The phaseout of the third-party cookie will be one of the biggest changes to the marketing industry—and if you don’t have a plan, you’re already behind.

The good news is that Google recently announced support for the third-party cookie would be extended until late 2023, giving marketers more than a year extension from the previous plan to block third-party cookies by 2022. The Privacy Sandbox initiatives will be delayed while more testing takes place.

The inevitable truth is that the third-party cookie will be no more, drastically changing the marketing landscape as we know it. Preparing for this change will be incredibly important moving forward, so start making those preparations as soon as possible.

Here are some things you can do right now to help prepare your marketing efforts for when these changes take place.

Leverage Your First-Party Data

With the absence of the third-party cookie, first-party data will take on even more value.

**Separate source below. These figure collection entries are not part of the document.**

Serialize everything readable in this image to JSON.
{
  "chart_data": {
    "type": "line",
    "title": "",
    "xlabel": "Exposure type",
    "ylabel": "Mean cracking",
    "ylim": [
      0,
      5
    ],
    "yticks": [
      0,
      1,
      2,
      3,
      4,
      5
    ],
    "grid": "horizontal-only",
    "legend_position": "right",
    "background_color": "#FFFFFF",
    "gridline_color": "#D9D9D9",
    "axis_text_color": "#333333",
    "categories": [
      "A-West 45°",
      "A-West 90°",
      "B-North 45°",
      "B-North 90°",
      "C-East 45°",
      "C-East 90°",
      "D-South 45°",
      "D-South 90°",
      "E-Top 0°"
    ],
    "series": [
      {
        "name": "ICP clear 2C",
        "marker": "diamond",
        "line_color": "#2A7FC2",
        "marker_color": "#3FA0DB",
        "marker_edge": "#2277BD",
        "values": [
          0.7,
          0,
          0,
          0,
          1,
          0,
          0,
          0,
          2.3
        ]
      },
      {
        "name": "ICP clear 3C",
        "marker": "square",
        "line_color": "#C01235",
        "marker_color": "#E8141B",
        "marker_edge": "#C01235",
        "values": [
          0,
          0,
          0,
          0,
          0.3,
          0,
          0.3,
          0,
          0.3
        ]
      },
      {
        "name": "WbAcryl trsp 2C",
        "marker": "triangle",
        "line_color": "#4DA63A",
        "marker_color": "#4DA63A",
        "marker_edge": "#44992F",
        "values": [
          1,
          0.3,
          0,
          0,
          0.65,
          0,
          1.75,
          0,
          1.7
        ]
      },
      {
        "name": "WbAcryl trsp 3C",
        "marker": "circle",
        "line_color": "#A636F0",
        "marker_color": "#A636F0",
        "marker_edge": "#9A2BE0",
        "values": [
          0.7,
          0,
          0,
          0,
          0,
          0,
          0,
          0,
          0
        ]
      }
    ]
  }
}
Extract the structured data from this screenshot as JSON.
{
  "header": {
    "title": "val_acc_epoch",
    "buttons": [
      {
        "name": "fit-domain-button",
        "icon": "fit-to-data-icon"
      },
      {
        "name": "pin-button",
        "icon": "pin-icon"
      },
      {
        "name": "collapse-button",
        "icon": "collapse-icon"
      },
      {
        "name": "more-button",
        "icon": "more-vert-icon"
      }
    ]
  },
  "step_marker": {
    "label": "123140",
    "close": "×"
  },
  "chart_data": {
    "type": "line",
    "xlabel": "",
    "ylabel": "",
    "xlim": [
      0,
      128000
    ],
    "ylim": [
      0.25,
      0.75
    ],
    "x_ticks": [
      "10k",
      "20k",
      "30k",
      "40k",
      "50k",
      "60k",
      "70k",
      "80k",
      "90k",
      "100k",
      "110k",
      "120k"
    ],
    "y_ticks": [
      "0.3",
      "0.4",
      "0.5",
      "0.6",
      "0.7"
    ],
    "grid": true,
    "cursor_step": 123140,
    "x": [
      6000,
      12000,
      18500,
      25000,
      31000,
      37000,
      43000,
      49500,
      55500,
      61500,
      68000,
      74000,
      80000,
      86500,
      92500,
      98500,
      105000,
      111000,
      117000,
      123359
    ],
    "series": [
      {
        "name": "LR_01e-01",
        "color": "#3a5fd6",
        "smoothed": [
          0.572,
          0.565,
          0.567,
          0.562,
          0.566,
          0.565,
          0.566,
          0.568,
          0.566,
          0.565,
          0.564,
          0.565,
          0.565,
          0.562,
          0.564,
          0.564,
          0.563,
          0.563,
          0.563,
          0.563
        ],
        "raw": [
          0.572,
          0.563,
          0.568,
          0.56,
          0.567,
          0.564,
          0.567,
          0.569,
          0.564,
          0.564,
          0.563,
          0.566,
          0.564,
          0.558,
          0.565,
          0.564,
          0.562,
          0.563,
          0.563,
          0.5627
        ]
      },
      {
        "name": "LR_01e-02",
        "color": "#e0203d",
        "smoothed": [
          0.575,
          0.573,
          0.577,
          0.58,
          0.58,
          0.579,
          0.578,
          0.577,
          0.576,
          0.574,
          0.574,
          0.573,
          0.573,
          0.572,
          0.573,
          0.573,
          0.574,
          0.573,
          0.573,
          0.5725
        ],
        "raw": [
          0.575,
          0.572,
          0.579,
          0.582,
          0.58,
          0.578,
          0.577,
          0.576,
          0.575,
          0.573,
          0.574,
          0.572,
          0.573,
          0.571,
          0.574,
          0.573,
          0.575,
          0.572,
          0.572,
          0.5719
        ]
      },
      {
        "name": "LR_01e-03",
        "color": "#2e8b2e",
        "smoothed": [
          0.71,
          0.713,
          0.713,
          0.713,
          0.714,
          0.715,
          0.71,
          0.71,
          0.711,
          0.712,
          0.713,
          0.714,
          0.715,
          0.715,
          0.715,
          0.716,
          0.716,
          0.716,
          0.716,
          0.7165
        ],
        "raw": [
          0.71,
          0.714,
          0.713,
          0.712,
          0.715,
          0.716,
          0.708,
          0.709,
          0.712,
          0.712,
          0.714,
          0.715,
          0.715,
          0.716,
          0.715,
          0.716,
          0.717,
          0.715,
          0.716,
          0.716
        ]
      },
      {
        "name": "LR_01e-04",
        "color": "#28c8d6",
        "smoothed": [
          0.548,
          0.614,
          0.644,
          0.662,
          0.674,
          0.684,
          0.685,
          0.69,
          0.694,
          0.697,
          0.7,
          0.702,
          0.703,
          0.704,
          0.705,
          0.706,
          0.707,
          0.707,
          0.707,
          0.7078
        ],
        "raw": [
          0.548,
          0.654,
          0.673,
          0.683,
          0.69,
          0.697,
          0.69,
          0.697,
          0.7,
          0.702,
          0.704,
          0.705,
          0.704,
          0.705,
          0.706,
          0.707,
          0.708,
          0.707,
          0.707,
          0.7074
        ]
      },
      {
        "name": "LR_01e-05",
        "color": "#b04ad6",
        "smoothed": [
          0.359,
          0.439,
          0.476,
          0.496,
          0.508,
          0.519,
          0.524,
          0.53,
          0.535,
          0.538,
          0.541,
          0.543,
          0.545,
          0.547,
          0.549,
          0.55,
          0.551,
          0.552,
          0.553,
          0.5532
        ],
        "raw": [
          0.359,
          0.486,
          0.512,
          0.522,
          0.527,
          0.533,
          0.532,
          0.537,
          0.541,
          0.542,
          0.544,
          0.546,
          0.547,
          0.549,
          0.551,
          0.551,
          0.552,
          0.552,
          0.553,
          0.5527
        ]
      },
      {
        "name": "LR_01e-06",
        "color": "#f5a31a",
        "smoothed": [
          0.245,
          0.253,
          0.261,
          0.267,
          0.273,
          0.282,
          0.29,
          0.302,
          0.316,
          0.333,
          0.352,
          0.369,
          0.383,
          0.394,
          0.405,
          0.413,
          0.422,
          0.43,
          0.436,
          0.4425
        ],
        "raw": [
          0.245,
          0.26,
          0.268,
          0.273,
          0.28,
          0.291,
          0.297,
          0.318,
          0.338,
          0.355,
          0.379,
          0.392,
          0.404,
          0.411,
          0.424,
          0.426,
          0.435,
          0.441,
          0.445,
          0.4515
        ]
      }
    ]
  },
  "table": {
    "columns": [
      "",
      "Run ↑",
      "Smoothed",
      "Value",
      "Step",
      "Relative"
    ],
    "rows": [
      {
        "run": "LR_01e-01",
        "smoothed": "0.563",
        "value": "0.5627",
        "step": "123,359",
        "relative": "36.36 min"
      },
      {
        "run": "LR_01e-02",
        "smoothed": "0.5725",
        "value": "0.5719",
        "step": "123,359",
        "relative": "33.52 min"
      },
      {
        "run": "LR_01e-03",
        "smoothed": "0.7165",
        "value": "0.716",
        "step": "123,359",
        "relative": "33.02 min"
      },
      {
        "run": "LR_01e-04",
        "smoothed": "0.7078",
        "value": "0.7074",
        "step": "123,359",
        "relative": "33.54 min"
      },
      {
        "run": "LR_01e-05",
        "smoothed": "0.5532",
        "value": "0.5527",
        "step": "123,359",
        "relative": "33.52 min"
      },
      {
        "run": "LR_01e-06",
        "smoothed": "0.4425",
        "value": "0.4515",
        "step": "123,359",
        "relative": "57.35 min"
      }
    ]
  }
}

This is not a new concept to anyone in digital marketing, however, the ways in which it’s collected, deployed, and organized remains an area in need of focus and attention.

Applying analytics to your first-party data can reveal relevant insight into your customer base and help with understanding your customer journey and profiles. Growing your first-party audience through contests, loyalty programs, and frictionless collection methods on site are all great ways to significantly increase your member base. Reaching out to your subscribed email contacts for more identifiers or feedback can help produce more insight and understanding on how to better serve your current and future customers.

At the end of the day, the goal is to build, organize, and optimize your first-party data in ways in which you can leverage it to improve performance.

Google Analytics 4 Tracking

The recent release of the Google Analytics 4 property (GA4) is looking like the tracking solution of the cookieless future. It is privacy-centric, and designed to work with or without cookies. The new Google Analytics is moving from session-based tracking to event-based tracking—this means that anything someone does on a website is registered as an event instead of a session. Clicking on a link, navigating to a page or product, checking out, phone calls, and form submissions will all be counted as an event. Focusing more on behavior and intent-based targeting, paired with machine learning and statistical modeling, GA4 will be able to fill in data gaps, giving businesses better data to meet their customers’ needs as the world becomes less dependent on cookies.

Contextual Targeting

Contextual targeting is expected to be one of the biggest winners since it does not rely on third-party cookies. With contextual targeting, ads are displayed on the content your consumer is looking at instead of an overall behavior profile. Essentially, consumers will only see ads that are relevant to the content they are currently consuming. From the consumer perspective, contextual ads are less obtrusive, more relevant, and less creepy since they don’t follow consumers around the web as cookie-based behavioral retargeting does.

Understanding what contextual channels and targeting strategies work for you now will ultimately be a safe bet when we move away from the cookie in the future.

Conclusion

The truth is, settling for just one channel will be the death of your business. It’s more important than ever to diversify your marketing to understand what channels, strategies, and content will work best for your business. We have already seen Facebook ad performance take a hit with the new IOS14 update, and the same thing will happen to Google once the inevitable truth of the cookieless future becomes a reality. So don’t put all your eggs in one basket. Find those quick wins that scale, and you will be in a better position for the future.